Thanks a lot or your help
application delivery
BIG-IP
LTM
  • Kevin_Stewart's avatar
    Kevin_Stewart
    Icon for Employee rankEmployee
    Oct 04, 2018

    When you created the DNS Resolver, did you create a Forward Zone for "."? It's a little hard to see in the screenshots, but the DNS Resolver is pretty much useless without it.

     

    This sounds more like a routing or DNS issue than anything else, especially if it's not even attempting to request the OCSP status.

     

  • Kevin_Stewart's avatar
    Kevin_Stewart
    Icon for Employee rankEmployee
    Oct 04, 2018

    Can you send a screenshot of your OCSP Stapling config, or describe how you've configured it?

     

  • Kevin_Stewart's avatar
    Kevin_Stewart
    Icon for Employee rankEmployee
    Oct 05, 2018

    Okay, so maybe two things:

     

    Trusted Certificate Authorities : p_ssl_ocsp_inter_ca --> Certificate who contain Intermediade Globalsign Certificate

     

    This needs to be the complete CA chain, not just the immediate CA signer.

     

    Clock Skew : 300s

     

    Can you also verify that your time is in sync?

     

  • Kevin_Stewart's avatar
    Kevin_Stewart
    Icon for Employee rankEmployee
    Oct 09, 2018

    You can use ssldump to determine if stapling is actually happening.

    ssldump -AdNn -i [client side VLAN] port 443 [and any other filters]

    You'll see the status_request message in the Client Hello, and if the server supports it, a stapled response in Certificate Status.
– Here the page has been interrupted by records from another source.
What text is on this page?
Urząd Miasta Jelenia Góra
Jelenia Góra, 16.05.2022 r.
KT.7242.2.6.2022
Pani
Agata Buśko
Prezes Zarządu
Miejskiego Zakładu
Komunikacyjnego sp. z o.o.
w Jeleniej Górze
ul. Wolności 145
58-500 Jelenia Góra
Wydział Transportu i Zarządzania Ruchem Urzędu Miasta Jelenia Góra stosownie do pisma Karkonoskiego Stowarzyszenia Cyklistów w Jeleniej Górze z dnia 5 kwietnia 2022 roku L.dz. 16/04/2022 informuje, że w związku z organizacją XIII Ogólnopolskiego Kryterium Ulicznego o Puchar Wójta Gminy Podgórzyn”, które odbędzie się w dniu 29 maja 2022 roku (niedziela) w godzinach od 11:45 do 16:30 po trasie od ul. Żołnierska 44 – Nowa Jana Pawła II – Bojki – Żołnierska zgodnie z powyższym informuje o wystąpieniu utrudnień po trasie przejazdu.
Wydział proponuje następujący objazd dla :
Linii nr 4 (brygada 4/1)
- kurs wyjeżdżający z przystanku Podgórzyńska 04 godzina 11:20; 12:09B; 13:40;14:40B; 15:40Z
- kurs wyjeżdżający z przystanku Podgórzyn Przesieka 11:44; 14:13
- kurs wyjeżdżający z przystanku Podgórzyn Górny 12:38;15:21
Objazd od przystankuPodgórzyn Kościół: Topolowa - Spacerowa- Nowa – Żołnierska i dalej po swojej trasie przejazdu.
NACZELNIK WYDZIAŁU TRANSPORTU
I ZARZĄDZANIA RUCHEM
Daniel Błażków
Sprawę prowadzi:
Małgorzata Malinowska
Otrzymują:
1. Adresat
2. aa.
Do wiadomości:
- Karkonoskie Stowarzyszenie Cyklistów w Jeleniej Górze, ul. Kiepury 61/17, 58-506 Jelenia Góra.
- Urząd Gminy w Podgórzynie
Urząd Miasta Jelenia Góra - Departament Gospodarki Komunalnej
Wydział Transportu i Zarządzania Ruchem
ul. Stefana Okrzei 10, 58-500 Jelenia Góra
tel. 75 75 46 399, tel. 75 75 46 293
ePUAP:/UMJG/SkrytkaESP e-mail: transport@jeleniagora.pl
And compare this to a known-good stapling site like https://www.bing.com.

    If you do see stapling transactions, it could be that Firefox (or SSLLabs) doesn't specifically trust the signer of your stapled response.

  • Stanislas_Piro2's avatar
    Stanislas_Piro2
    Icon for Cumulonimbus rankCumulonimbus
    Oct 09, 2018

    Hi Kevin,

    This is an interesting thread... i already tried to make it work but didn't spend much time to troubleshoot.

    I have a question about the best configuration to make it work.

    If we have following certificate tree:

    • RootCA
      • IntermediateCA1
        • IntermediateCA2
          • ServerCA

    In clientSSL profile, I configure these certificates:

    Cert

    -----BEGIN CERTIFICATE-----
ServerCA Base64 encoded
-----END CERTIFICATE-----

    Chain (not including Root CA certificate)

    -----BEGIN CERTIFICATE-----
IntermediateCA2 Base64 encoded
-----END CERTIFICATE----- 
-----BEGIN CERTIFICATE-----
IntermediateCA1 Base64 encoded
-----END CERTIFICATE-----

    What certificate must be set in OCSP Trusted Certificate Authorities and Trusted Responders?